The dataset on which we trained the models is CoNLL-2003 from the Conference on Computational Natural Language Learning. The four NLP techniques used to create this tool are increasingly popular in the modern landscape:
- Flair is a powerful NLP (Natural Language Processing) library, open-sourced and developed by Zalando Research;
- SpaCy is also an open-sourced library and free for advanced NLP in Python. SpaCy is designed for production use in applications that have to process big volumes of texts.
- Then we will use the Conditional Random Fields, a class of discriminative models to prediction tasks where contextual information are used in the prediction. We will train a CRF model for named entity recognition using sklearn-crfsuite.

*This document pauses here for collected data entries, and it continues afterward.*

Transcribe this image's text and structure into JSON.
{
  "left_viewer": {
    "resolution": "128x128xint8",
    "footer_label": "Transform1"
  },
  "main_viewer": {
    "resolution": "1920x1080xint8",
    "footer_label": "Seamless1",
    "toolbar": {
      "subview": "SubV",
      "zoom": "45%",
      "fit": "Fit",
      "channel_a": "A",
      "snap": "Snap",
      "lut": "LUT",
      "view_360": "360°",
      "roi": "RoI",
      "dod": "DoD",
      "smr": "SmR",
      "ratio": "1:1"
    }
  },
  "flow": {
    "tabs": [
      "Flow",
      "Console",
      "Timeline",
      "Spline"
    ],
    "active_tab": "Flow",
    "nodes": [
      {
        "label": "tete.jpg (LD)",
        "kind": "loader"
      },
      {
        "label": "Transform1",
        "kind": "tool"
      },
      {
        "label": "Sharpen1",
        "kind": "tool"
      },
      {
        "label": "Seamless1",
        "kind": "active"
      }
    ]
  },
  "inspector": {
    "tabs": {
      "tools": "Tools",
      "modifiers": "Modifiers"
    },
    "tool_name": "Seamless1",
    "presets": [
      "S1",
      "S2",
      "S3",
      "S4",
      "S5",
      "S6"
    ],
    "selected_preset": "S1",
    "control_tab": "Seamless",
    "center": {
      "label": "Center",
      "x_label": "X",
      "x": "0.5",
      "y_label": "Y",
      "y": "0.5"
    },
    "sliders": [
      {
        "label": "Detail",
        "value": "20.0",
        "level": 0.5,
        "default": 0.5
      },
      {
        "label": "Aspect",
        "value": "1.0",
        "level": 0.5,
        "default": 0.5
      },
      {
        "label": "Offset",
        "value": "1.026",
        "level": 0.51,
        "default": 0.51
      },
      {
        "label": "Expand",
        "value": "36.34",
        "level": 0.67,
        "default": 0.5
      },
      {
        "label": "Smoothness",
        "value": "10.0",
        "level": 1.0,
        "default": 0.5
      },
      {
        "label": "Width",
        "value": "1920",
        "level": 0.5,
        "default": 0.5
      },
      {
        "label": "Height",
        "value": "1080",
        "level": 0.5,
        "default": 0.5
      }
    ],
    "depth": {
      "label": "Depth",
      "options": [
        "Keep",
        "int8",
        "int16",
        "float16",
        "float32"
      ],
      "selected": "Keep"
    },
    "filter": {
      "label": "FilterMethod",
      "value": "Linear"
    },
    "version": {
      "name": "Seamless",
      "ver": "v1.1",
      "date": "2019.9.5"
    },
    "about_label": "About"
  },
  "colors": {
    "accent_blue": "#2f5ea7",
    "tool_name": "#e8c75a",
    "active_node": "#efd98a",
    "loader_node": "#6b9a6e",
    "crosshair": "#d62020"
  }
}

- To conclude, the last used tool we make available is BERT, Bidirectional Encoder Representations from Transformers, a new language representation model created by Google. BERT is created to pretrain deep bidirectional model with unlabeled text by conditioning on both left and right context in all layers.
The shared task of CoNLL-2003 concerns language-independent named
entity recognition.
The structure of the training and test data is concentrated to
have four types of named entities: persons, locations, organizations and names
of miscellaneous entities not belonging to the previous groups.